During his “State of the Commonwealth” address earlier this month, Governor Ralph Northam (D) announced in his 2019 legislation package that he would work with the Democratic caucus in the Virginia General Assembly to repeal the law requiring voters to present a photo identification at the ballot box. Although progressives believe they hold the moral high ground insofar as they are “increasing access to the voting booth,” what they fail to believe is that proposals to rescind the laws are widely unpopular across the U.S.
Currently, Virginia is classified as a “strict photo ID” state, along with Georgia, Indiana, Kansas, Mississippi, Tennessee, and Wisconsin.
The accepted forms of identification to vote in Virginia elections are a valid U.S. passport, valid Virginia driver’s license or ID card, valid Virginia DMV-issued veteran’s ID card, valid tribal enrollment or other tribal ID issued by one of 11 tribes recognized by Virginia, valid student ID card from within Virginia if it includes a photo, any other identification card issued by a government agency of the Commonwealth, one of its political subdivisions, or the U.S., and an employee identification card containing a photograph of the voter and issued by an employer of the voter in the ordinary course of the employer’s business.
Nevertheless, Northam’s push to remove the requirement that voters are legally required to show a form of identification containing a photograph in order to be allowed to vote is patroned by Senator Mamie Locke (D-Hampton Roads) in S.B. 1447, and by Delegate Kaye Kory (D-Fairfax) in H.B. 2565.
A Rasmussen poll from late 2017 found that 70 percent of U.S. voters still think those at the ballot box should be required to show photo identification before being allowed to vote.
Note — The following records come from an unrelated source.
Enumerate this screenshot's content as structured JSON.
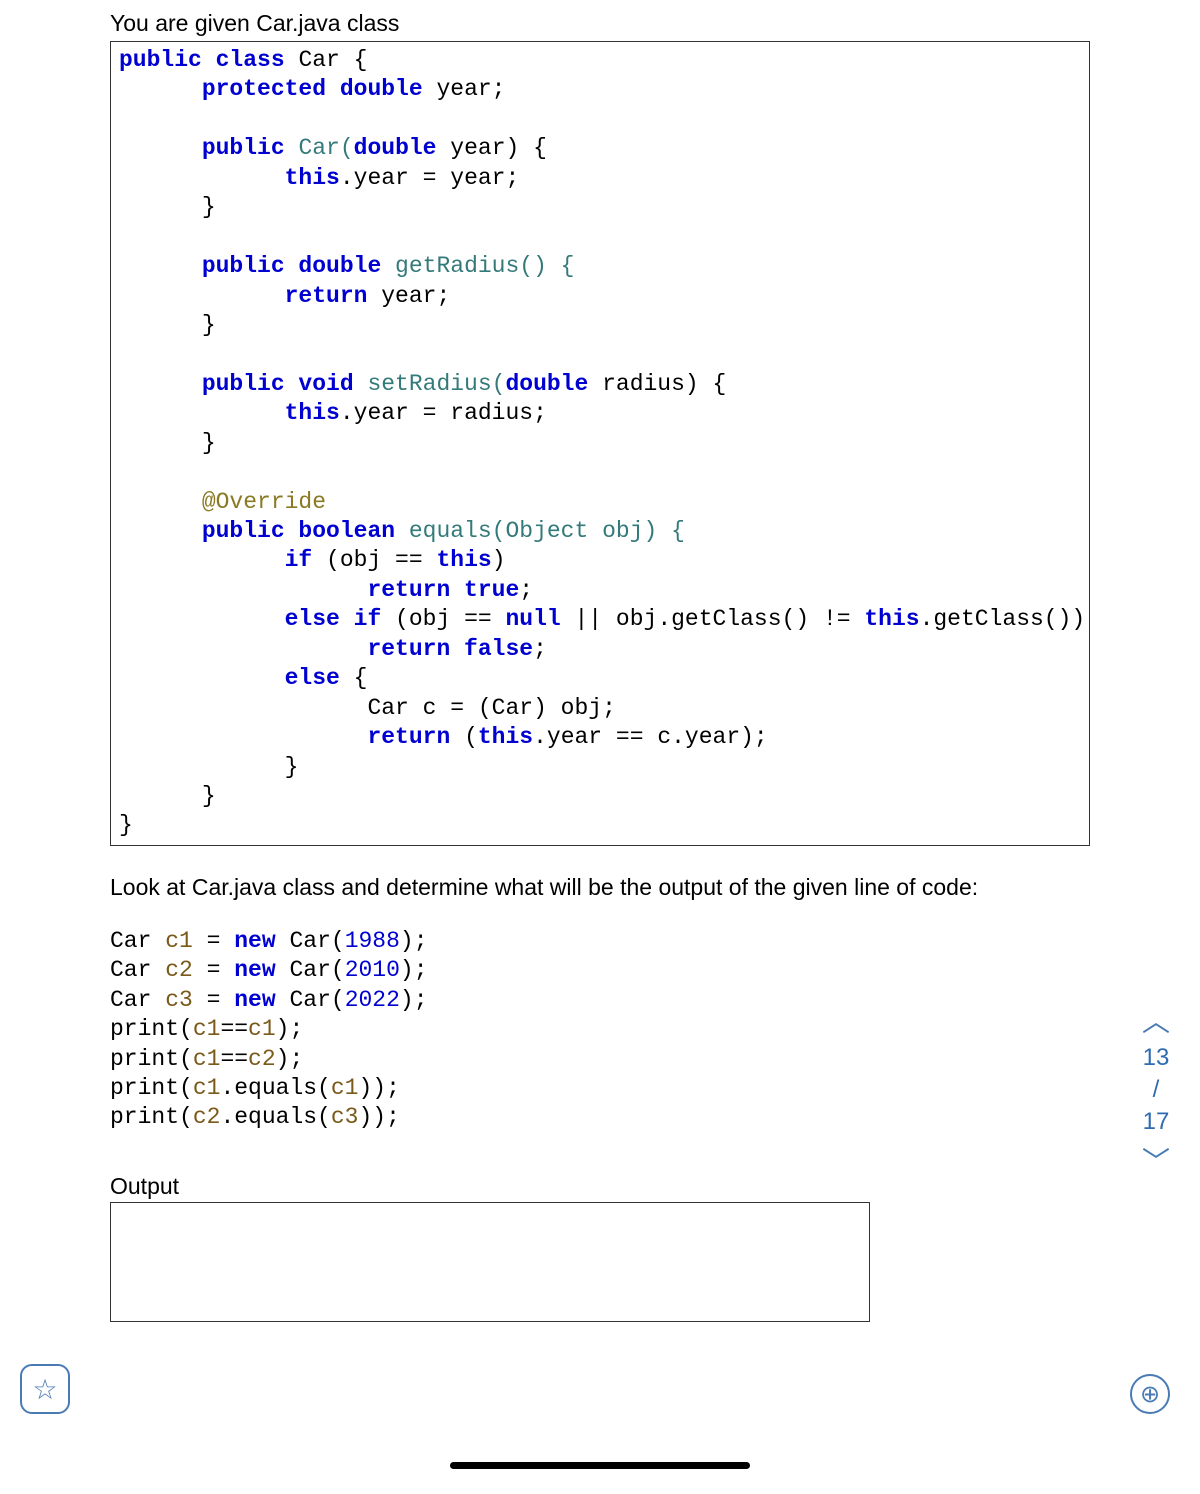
{
  "intro": "You are given Car.java class",
  "code": {
    "l1a": "public class",
    "l1b": " Car {",
    "l2a": "      protected double",
    "l2b": " year;",
    "l3": "",
    "l4a": "      public",
    "l4b": " Car(",
    "l4c": "double",
    "l4d": " year) {",
    "l5a": "            this",
    "l5b": ".year = year;",
    "l6": "      }",
    "l7": "",
    "l8a": "      public double",
    "l8b": " getRadius() {",
    "l9a": "            return",
    "l9b": " year;",
    "l10": "      }",
    "l11": "",
    "l12a": "      public void",
    "l12b": " setRadius(",
    "l12c": "double",
    "l12d": " radius) {",
    "l13a": "            this",
    "l13b": ".year = radius;",
    "l14": "      }",
    "l15": "",
    "l16": "      @Override",
    "l17a": "      public boolean",
    "l17b": " equals(Object obj) {",
    "l18a": "            if",
    "l18b": " (obj == ",
    "l18c": "this",
    "l18d": ")",
    "l19a": "                  return true",
    "l19b": ";",
    "l20a": "            else if",
    "l20b": " (obj == ",
    "l20c": "null",
    "l20d": " || obj.getClass() != ",
    "l20e": "this",
    "l20f": ".getClass())",
    "l21a": "                  return false",
    "l21b": ";",
    "l22a": "            else",
    "l22b": " {",
    "l23": "                  Car c = (Car) obj;",
    "l24a": "                  return",
    "l24b": " (",
    "l24c": "this",
    "l24d": ".year == c.year);",
    "l25": "            }",
    "l26": "      }",
    "l27": "}"
  },
  "question": "Look at Car.java class and determine what will be the output of the given line of code:",
  "code2": {
    "l1a": "Car ",
    "l1b": "c1",
    "l1c": " = ",
    "l1d": "new",
    "l1e": " Car(",
    "l1f": "1988",
    "l1g": ");",
    "l2a": "Car ",
    "l2b": "c2",
    "l2c": " = ",
    "l2d": "new",
    "l2e": " Car(",
    "l2f": "2010",
    "l2g": ");",
    "l3a": "Car ",
    "l3b": "c3",
    "l3c": " = ",
    "l3d": "new",
    "l3e": " Car(",
    "l3f": "2022",
    "l3g": ");",
    "l4a": "print(",
    "l4b": "c1",
    "l4c": "==",
    "l4d": "c1",
    "l4e": ");",
    "l5a": "print(",
    "l5b": "c1",
    "l5c": "==",
    "l5d": "c2",
    "l5e": ");",
    "l6a": "print(",
    "l6b": "c1",
    "l6c": ".equals(",
    "l6d": "c1",
    "l6e": "));",
    "l7a": "print(",
    "l7b": "c2",
    "l7c": ".equals(",
    "l7d": "c3",
    "l7e": "));"
  },
  "outputLabel": "Output",
  "nav": {
    "up": "︿",
    "current": "13",
    "slash": "/",
    "total": "17",
    "down": "﹀"
  },
  "zoomLabel": "⊕",
  "starLabel": "☆"
}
Moreover, a study published in May 2017 in the Social Science Quarterly showed that although political elites heatedly disagree over voter ID laws, “the issue is not particularly polarizing at the mass level.”
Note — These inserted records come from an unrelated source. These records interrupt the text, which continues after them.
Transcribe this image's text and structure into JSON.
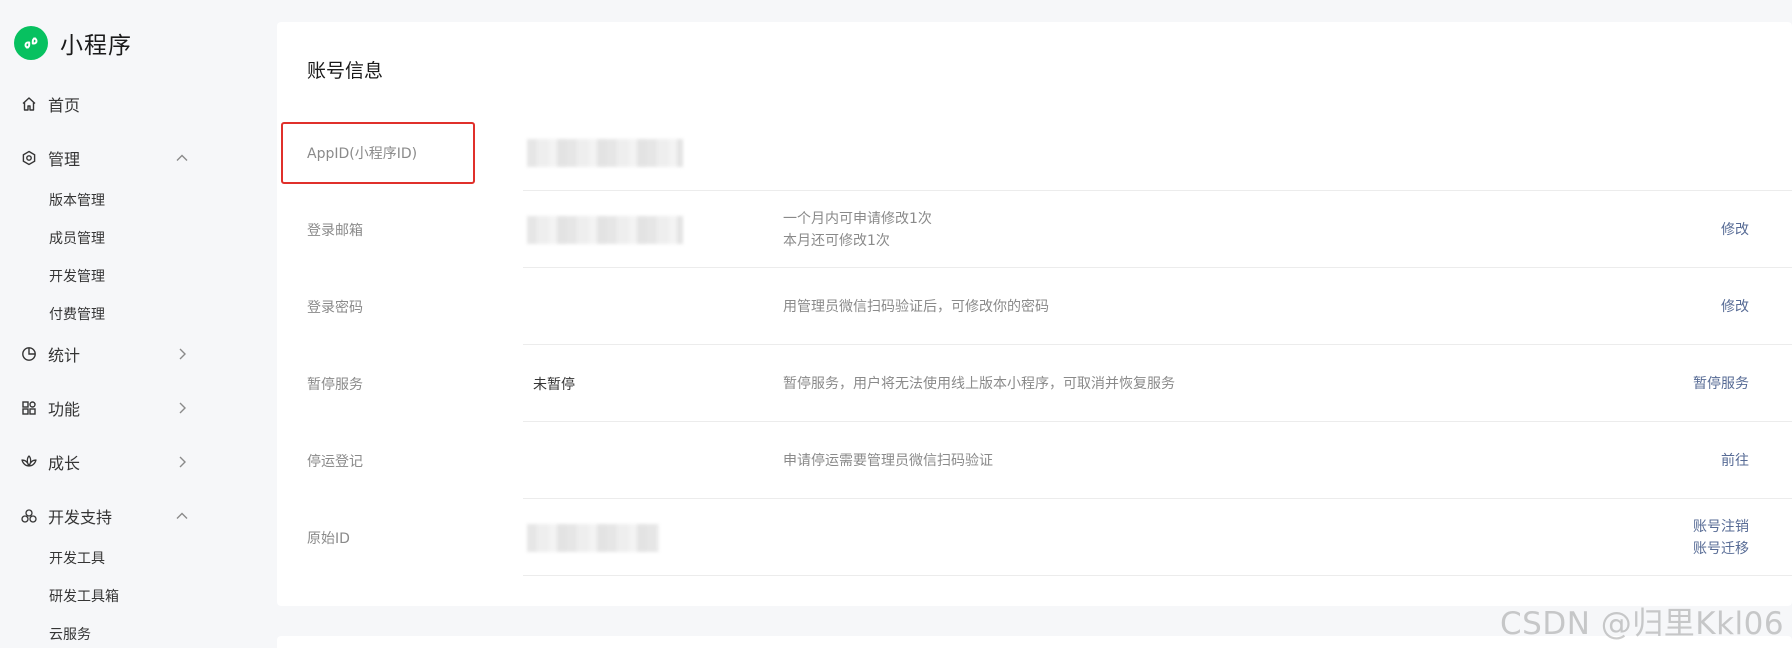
{
  "brand": {
    "title": "小程序"
  },
  "nav": {
    "home": "首页",
    "manage": "管理",
    "manage_items": [
      "版本管理",
      "成员管理",
      "开发管理",
      "付费管理"
    ],
    "stats": "统计",
    "features": "功能",
    "growth": "成长",
    "dev_support": "开发支持",
    "dev_support_items": [
      "开发工具",
      "研发工具箱",
      "云服务"
    ]
  },
  "account": {
    "title": "账号信息",
    "rows": [
      {
        "label": "AppID(小程序ID)",
        "value": "",
        "desc": [],
        "actions": []
      },
      {
        "label": "登录邮箱",
        "value": "",
        "desc": [
          "一个月内可申请修改1次",
          "本月还可修改1次"
        ],
        "actions": [
          "修改"
        ]
      },
      {
        "label": "登录密码",
        "value": "",
        "desc": [
          "用管理员微信扫码验证后，可修改你的密码"
        ],
        "actions": [
          "修改"
        ]
      },
      {
        "label": "暂停服务",
        "value": "未暂停",
        "desc": [
          "暂停服务，用户将无法使用线上版本小程序，可取消并恢复服务"
        ],
        "actions": [
          "暂停服务"
        ]
      },
      {
        "label": "停运登记",
        "value": "",
        "desc": [
          "申请停运需要管理员微信扫码验证"
        ],
        "actions": [
          "前往"
        ]
      },
      {
        "label": "原始ID",
        "value": "",
        "desc": [],
        "actions": [
          "账号注销",
          "账号迁移"
        ]
      }
    ]
  },
  "watermark": "CSDN @归里Kkl06",
  "colors": {
    "brand": "#07c160",
    "link": "#576b95",
    "highlight": "#e0302b"
  }
}
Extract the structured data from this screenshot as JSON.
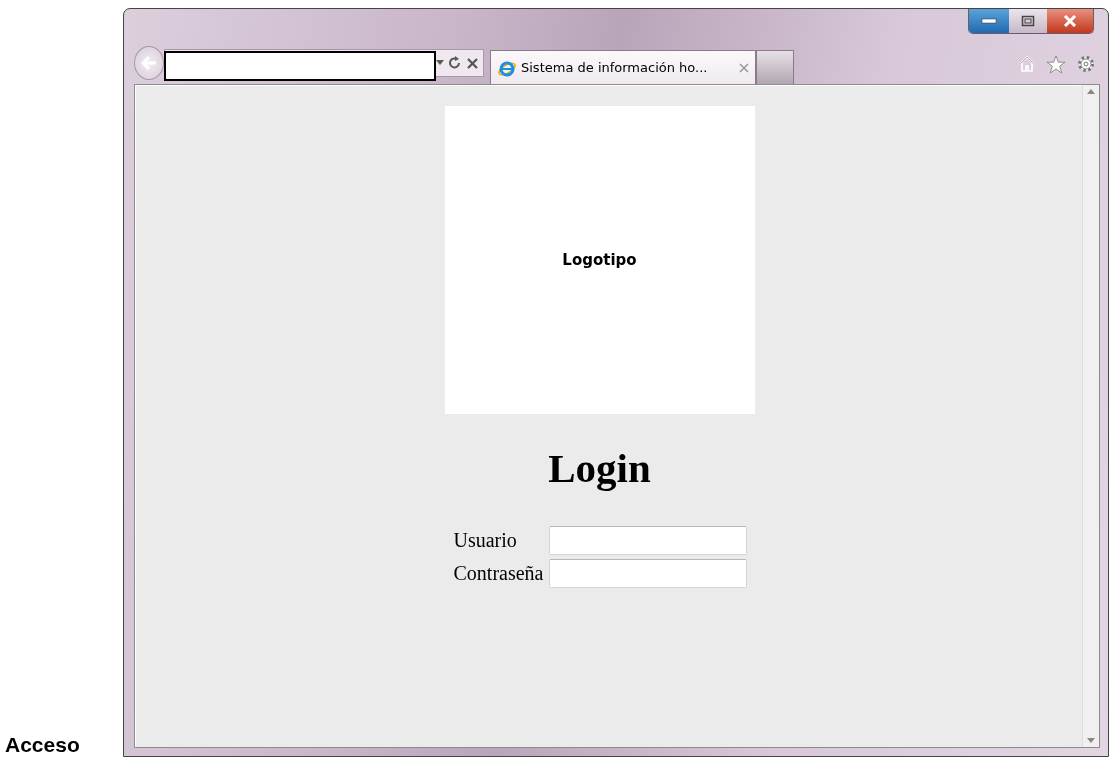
{
  "caption": "Acceso",
  "browser": {
    "tab": {
      "title": "Sistema de información ho...",
      "selected": true
    }
  },
  "page": {
    "logo": "Logotipo",
    "heading": "Login",
    "fields": [
      {
        "label": "Usuario"
      },
      {
        "label": "Contraseña"
      }
    ]
  }
}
The researchers categorically concluded that:
“Republicans have won the ‘framing war’ over voter ID, largely neutralizing the Democratic voter suppression frame, even among average Democrats.”
Patrick Miller, a political science professor at the University of Kansas who co-authored the study, said in The Washington Times that “Republican voters view voter ID as a moral issue – a question of right or wrong. Democrats, meanwhile, were victims of their own ignorance…not realizing that favoring voter ID could hurt their party’s goals.”